O caminho era tranquilo nos dias sem chuva; só de vez em quando alguém passava por mim, mas na maior parte do tempo era apenas eu naquela estradinha de barro cercada pelas árvores e plantas rasteiras da mata. Era boa aquela solidão, principalmente de manhãzinha.

Mais ou menos na metade do caminho ficava a ponte: pequena, mas velha e bamba. Certa vez um amigo meu, quando foi lá em casa fazer um trabalho da escola, disse que as tábuas de madeira já estavam podres e os pregos, enferrujados, e que a estrutura despencaria a qualquer momento. Então ele ficou pulando lá em cima enquanto eu passava, e a ponte rangeu e balançou tanto que eu pensei que ele estivesse certo. Desde então, sempre que eu andava por aquela ponte era com o pressentimento de que ela iria desmoronar. Por isso eu caminhava lentamente, procurando os espaços mais maciços, onde parecia seguro botar os pés.
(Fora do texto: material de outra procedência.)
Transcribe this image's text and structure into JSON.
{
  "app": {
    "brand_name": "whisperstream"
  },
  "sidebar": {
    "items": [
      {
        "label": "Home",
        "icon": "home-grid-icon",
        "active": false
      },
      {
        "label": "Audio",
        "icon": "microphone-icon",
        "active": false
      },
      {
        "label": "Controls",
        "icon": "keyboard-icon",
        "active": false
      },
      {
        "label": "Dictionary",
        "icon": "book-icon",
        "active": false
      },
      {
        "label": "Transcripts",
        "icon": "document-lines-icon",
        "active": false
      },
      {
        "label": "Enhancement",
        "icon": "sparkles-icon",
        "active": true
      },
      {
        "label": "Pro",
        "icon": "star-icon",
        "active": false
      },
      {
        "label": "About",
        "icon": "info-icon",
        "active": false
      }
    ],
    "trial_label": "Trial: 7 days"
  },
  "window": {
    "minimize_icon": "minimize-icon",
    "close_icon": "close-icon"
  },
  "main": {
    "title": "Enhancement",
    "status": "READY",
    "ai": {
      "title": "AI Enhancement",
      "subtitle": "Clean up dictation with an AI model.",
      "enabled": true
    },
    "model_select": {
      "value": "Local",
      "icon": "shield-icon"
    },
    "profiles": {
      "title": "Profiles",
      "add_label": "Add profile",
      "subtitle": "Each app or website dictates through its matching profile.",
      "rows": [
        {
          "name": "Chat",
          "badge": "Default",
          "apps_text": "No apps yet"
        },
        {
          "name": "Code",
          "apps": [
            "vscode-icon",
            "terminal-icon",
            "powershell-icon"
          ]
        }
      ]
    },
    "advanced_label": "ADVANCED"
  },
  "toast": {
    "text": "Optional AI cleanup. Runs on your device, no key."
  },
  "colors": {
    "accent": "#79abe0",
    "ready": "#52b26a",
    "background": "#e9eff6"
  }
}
Por isso e porque não tinha ninguém olhando.

Na volta era a mesma coisa; porém, por perder tanto tempo nesse jogo, eu apertava o passo na terra firme, pois quanto mais eu me demorava mais tempo minhas irmãs passavam sem almoçar. Então, em casa, eu fazia o almoço, nós comíamos e em seguida elas iam para a escola com a vizinha e eu passava horas vendo desenhos animados na televisão. Fazia o dever de casa à noite, quando todo mundo já estava de volta ao lar.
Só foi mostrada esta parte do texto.